The plan is based on community input received throughout seven years of meetings and will help guide development from Wainaku to Waipio Valley.

The document will next be reviewed by county staff before being sent to the Windward Planning Commission and County Council for approval.

Community development plans act as the foundation for future decisions surrounding growth.

The Hamakua plan includes dozens of action items directed at the county and community groups.

One of its priorities is limiting rural sprawl onto agricultural lands by focusing development in or nearby existing towns.

“Areas beyond the Urban Growth Boundary and Rural areas are to be preserved for agricultural uses, open space, scenic viewsheds, and natural beauty areas,” the plans says.

Other policies include identifying priority areas for wastewater service, improving pedestrian access in Honokaa, forming a community group to manage the lower Hamakua ditch and designating Waipio Valley as a wahi pana.

The wahi pana designation would include a natural resource overlay zone that would include greater setbacks and viewshed protections and creation of a long-range management plan.

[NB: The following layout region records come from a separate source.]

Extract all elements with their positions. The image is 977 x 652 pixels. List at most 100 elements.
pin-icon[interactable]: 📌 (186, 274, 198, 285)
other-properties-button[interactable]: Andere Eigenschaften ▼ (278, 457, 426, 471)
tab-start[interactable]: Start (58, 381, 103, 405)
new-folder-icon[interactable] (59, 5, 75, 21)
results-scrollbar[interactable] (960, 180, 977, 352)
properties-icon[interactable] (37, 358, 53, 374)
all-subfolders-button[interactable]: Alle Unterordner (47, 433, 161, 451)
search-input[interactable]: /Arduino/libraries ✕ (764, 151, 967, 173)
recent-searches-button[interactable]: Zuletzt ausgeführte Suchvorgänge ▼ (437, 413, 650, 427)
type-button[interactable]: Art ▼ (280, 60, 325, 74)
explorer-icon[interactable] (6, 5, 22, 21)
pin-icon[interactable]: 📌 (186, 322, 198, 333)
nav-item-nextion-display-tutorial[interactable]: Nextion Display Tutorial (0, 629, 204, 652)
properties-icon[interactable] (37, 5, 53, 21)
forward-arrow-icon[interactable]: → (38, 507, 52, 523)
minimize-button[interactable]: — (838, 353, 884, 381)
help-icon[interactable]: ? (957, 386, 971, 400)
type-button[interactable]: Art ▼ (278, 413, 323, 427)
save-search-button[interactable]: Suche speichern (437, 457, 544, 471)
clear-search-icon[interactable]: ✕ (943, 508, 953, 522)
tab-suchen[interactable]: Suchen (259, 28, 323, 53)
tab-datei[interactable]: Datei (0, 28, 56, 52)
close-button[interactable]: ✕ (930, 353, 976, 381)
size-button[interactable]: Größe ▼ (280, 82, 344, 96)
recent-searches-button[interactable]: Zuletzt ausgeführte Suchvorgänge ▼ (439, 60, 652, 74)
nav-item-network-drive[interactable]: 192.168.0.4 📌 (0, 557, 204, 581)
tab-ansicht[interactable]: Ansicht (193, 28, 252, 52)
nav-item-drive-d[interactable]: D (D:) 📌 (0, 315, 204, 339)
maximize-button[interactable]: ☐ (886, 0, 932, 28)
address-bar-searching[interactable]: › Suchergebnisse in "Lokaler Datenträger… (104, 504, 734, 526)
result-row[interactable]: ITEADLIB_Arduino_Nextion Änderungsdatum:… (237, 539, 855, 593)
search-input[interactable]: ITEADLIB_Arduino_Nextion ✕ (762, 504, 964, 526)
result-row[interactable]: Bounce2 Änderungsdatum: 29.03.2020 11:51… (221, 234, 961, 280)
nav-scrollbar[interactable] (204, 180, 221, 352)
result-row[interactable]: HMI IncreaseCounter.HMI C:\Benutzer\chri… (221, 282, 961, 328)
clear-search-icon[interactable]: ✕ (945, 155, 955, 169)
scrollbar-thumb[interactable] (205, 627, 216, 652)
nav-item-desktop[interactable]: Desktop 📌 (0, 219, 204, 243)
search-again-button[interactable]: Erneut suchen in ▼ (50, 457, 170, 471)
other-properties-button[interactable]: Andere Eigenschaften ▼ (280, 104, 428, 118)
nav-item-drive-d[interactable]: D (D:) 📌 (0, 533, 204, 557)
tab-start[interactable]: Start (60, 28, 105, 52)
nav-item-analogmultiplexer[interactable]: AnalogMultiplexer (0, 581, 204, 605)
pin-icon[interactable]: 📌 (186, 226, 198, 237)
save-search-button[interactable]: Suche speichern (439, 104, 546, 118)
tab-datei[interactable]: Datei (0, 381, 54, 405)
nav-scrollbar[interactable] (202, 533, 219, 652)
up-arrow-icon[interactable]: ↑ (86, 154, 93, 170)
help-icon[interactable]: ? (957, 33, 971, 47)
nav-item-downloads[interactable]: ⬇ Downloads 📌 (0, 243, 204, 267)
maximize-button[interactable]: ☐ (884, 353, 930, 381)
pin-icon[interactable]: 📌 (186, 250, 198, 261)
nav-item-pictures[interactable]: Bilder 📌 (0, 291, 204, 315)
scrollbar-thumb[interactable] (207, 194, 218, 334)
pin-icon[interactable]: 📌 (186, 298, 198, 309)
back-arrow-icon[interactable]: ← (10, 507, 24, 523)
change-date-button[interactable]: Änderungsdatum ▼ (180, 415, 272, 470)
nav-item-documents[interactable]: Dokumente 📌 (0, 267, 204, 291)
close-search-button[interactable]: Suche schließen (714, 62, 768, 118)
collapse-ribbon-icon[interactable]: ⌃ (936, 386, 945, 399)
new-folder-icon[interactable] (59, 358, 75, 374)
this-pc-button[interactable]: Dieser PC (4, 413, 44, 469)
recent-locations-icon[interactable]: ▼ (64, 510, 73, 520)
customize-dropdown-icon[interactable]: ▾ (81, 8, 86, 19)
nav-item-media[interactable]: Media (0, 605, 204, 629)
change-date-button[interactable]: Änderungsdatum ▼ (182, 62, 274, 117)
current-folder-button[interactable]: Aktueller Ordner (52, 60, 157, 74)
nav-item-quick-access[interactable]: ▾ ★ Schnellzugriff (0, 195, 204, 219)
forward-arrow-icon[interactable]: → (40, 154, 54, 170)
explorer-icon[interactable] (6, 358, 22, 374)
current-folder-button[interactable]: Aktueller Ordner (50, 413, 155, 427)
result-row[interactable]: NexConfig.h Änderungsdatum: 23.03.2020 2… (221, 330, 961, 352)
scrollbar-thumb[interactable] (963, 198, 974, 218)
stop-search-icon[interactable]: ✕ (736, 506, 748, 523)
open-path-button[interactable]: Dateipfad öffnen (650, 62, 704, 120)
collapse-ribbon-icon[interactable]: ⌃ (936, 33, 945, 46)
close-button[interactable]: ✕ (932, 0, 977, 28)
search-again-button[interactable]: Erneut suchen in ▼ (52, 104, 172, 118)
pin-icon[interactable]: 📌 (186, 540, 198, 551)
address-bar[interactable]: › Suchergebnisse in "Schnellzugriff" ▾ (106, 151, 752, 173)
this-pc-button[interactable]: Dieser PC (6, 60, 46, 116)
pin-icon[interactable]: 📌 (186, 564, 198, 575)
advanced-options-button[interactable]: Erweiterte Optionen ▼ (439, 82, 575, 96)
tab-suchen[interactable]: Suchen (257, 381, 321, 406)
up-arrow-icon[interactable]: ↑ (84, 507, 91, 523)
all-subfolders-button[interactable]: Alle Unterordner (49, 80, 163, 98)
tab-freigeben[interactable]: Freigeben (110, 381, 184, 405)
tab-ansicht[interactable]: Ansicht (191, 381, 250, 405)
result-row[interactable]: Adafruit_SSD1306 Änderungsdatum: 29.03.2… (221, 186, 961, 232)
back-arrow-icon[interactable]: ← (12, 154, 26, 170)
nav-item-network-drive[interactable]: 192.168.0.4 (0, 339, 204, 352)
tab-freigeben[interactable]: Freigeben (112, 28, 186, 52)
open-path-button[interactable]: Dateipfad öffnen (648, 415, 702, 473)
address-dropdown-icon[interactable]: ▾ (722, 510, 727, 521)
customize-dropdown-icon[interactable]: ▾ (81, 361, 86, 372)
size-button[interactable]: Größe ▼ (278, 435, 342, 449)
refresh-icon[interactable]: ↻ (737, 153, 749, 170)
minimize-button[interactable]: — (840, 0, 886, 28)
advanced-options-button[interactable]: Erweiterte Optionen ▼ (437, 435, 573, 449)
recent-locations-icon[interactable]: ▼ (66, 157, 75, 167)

The plan also includes changes to the land use guide maps, which could affect future development.

The revisions include changing parcels near the cliffside in Hakalua to an “open area” designation from low-density urban and industrial, frustrating at least one landowner who says his development plans would be affected.

County planning officials say that won’t affect current zoning.

Steve Shropshire said he remains concerned the move would prevent him from attaining a special management area permit for his property at Hakalau Point if the general plan is amended to adopt the land use guide map changes. The development would include shops, a farmers market and warehouses for agricultural use.

Some Hakalau residents want to see the property turned into a park.